Las horas corren entre el encierro y mi reciente migración. El virus que invade el mundo y Madrid, abre telones en escenarios insólitos.
Convivo con el aliento de mi hija en la nariz. Una acorralada relación nos despierta y nos acuesta como si pasáramos páginas de uno de sus cuentos que leemos una y mil veces. Sus sueños, despierta y aislada, no dejan de proliferar, siempre narrados con la premisa: “Cuando termine la enfermedad……”
En el poco tiempo que tengo para convivir con mi yo, atestiguo cómo los gobernantes de este país europeo y sus vecinos confrontan esta pandemia y sus consecuencias económica sociales. Alimento mi morbo tratando de husmear entre sus juegos políticos e ideologías.
Siento pánico de que los números malditos de esta tierra se repliquen en mi país. Aplaudo con el alma la decisión imprescindible, aunque dolorosa de paralizar el Perú.
Quiero vomitar. Y me cuido de no hacerlo en las comidas que preparamos sin tregua para nuestra familia cada vez que leo las decisiones de presidentes que privilegian el comercio ante las vidas de sus ancianos y demás ciudadanos.

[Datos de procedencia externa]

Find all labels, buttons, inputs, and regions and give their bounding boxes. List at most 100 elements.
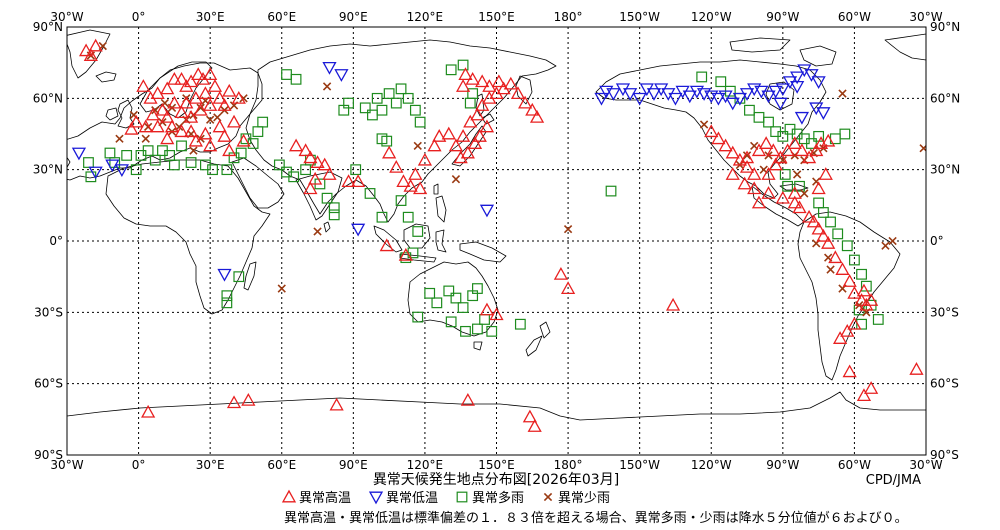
- wet-marker: [359, 102, 371, 114]
- coastline-new-guinea: [459, 241, 507, 263]
- coastline-sri-lanka: [323, 221, 331, 233]
- hot-marker: [398, 247, 413, 261]
- hot-marker: [145, 107, 161, 121]
- hot-marker: [491, 74, 506, 88]
- wet-marker: [696, 71, 708, 83]
- hot-marker: [787, 136, 802, 149]
- lon-tick-label-top: 90°W: [766, 10, 799, 24]
- dry-marker: [919, 144, 926, 153]
- hot-marker: [310, 155, 325, 168]
- hot-marker: [441, 126, 456, 140]
- wet-marker: [744, 104, 755, 116]
- wet-marker: [273, 159, 285, 171]
- hot-marker: [510, 86, 526, 100]
- hot-marker: [773, 150, 788, 164]
- hot-marker: [463, 114, 478, 128]
- lon-tick-label-top: 30°W: [50, 10, 83, 24]
- lon-tick-label-bottom: 90°E: [339, 458, 368, 472]
- hot-marker: [460, 145, 475, 159]
- cold-marker: [606, 88, 621, 101]
- lon-tick-label-bottom: 60°W: [838, 458, 871, 472]
- wet-marker: [176, 140, 187, 152]
- lon-tick-label-bottom: 180°: [554, 458, 583, 472]
- wet-marker: [364, 188, 376, 199]
- hot-marker: [308, 171, 323, 185]
- wet-marker: [376, 211, 388, 223]
- dry-marker: [881, 241, 890, 250]
- wet-marker: [288, 171, 300, 183]
- wet-marker: [412, 226, 424, 237]
- wet-marker: [121, 150, 133, 161]
- hot-marker: [842, 364, 857, 378]
- hot-marker: [217, 129, 232, 142]
- hot-marker: [129, 114, 144, 128]
- wet-marker: [328, 209, 340, 221]
- hot-marker: [174, 71, 189, 85]
- wet-marker: [782, 180, 794, 192]
- wet-marker: [412, 311, 424, 323]
- coastline-antarctica: [67, 391, 926, 421]
- coastline-baffin-island: [799, 45, 837, 67]
- hot-marker: [183, 110, 199, 123]
- hot-marker: [222, 143, 237, 157]
- dry-marker: [563, 224, 573, 234]
- wet-marker: [445, 316, 457, 328]
- lon-tick-label-top: 60°W: [838, 10, 871, 24]
- hot-marker: [503, 76, 518, 90]
- hot-marker: [88, 38, 103, 52]
- hot-marker: [801, 209, 817, 223]
- cold-marker: [794, 111, 810, 125]
- hot-marker: [203, 98, 218, 111]
- hot-marker: [725, 167, 740, 180]
- cold-marker: [105, 159, 120, 173]
- hot-marker: [821, 236, 836, 249]
- wet-marker: [445, 64, 457, 76]
- cold-marker: [773, 97, 788, 111]
- coastline-sakhalin: [475, 93, 485, 117]
- hot-marker: [222, 83, 237, 97]
- wet-marker: [321, 192, 333, 204]
- wet-marker: [142, 145, 154, 157]
- lat-tick-label-left: 90°S: [34, 448, 63, 462]
- wet-marker: [395, 83, 407, 95]
- wet-marker: [221, 297, 233, 309]
- hot-marker: [231, 90, 246, 104]
- hot-marker: [553, 266, 569, 280]
- cold-marker: [114, 164, 129, 178]
- hot-marker: [816, 228, 831, 242]
- cold-marker: [334, 69, 349, 82]
- dry-marker: [451, 175, 461, 184]
- cold-marker: [71, 147, 87, 161]
- lon-tick-label-bottom: 0°: [132, 458, 146, 472]
- coastline-arabia: [231, 157, 285, 209]
- hot-marker: [840, 324, 855, 337]
- dry-marker: [699, 120, 709, 129]
- lat-tick-label-left: 60°S: [34, 377, 63, 391]
- lon-tick-label-top: 0°: [132, 10, 146, 24]
- lat-tick-label-left: 30°N: [33, 163, 63, 177]
- wet-marker: [414, 116, 426, 128]
- lon-tick-label-bottom: 30°E: [196, 458, 225, 472]
- coastline-kamchatka: [515, 75, 533, 105]
- wet-marker: [350, 164, 362, 176]
- criteria-note: 異常高温・異常低温は標準偏差の１．８３倍を超える場合、異常多雨・少雨は降水５分位…: [284, 510, 908, 526]
- wet-marker: [825, 216, 836, 228]
- hot-marker: [809, 143, 824, 157]
- wet-marker: [460, 325, 471, 337]
- hot-marker: [322, 167, 337, 180]
- coastline-europe: [67, 62, 263, 181]
- cold-marker: [632, 92, 647, 106]
- axis-tick-labels: 30°W 30°W 0° 0° 30°E 30°E 60°E 60°E 90°E 90°E 120°…: [33, 10, 961, 472]
- hot-marker: [806, 214, 821, 228]
- cold-marker: [217, 268, 232, 282]
- hot-marker: [739, 159, 755, 173]
- cold-marker: [775, 83, 790, 97]
- hot-marker: [138, 119, 153, 133]
- lon-tick-label-top: 150°W: [619, 10, 660, 24]
- hot-marker: [288, 138, 304, 152]
- hot-marker: [212, 119, 227, 133]
- coastline-greenland: [67, 29, 111, 79]
- wet-marker: [777, 130, 789, 142]
- wet-marker: [383, 88, 395, 99]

Por otro lado, me estremezco poniéndome en las faldas y pantalones de las y los gobernantes que deciden el desenlace de este aparente capítulo futurista y trágico de ficción extravagante.
Me escondo de mi hija y en esos segundos en que ella grita excitada por el juego, sé que me escondo de todos, aunque no veo a nadie más que a Francisca y mi pareja. Visualizo permanentemente a toda la humanidad con el rostro de mi familia, amigas y amigos que tanto extraño. Me resisto a su ausencia permanente.
Corro para que Francisca no me atrape, chillo con alegría infantil y de pronto me calla. Me calla y a la vez me señala la ventana, escuchamos y vemos encantadas el canto de aves inmensas que jamás volaron por aquí, dejan nidos gigantes en árboles otoñales y pueblan así sus nuevos territorios.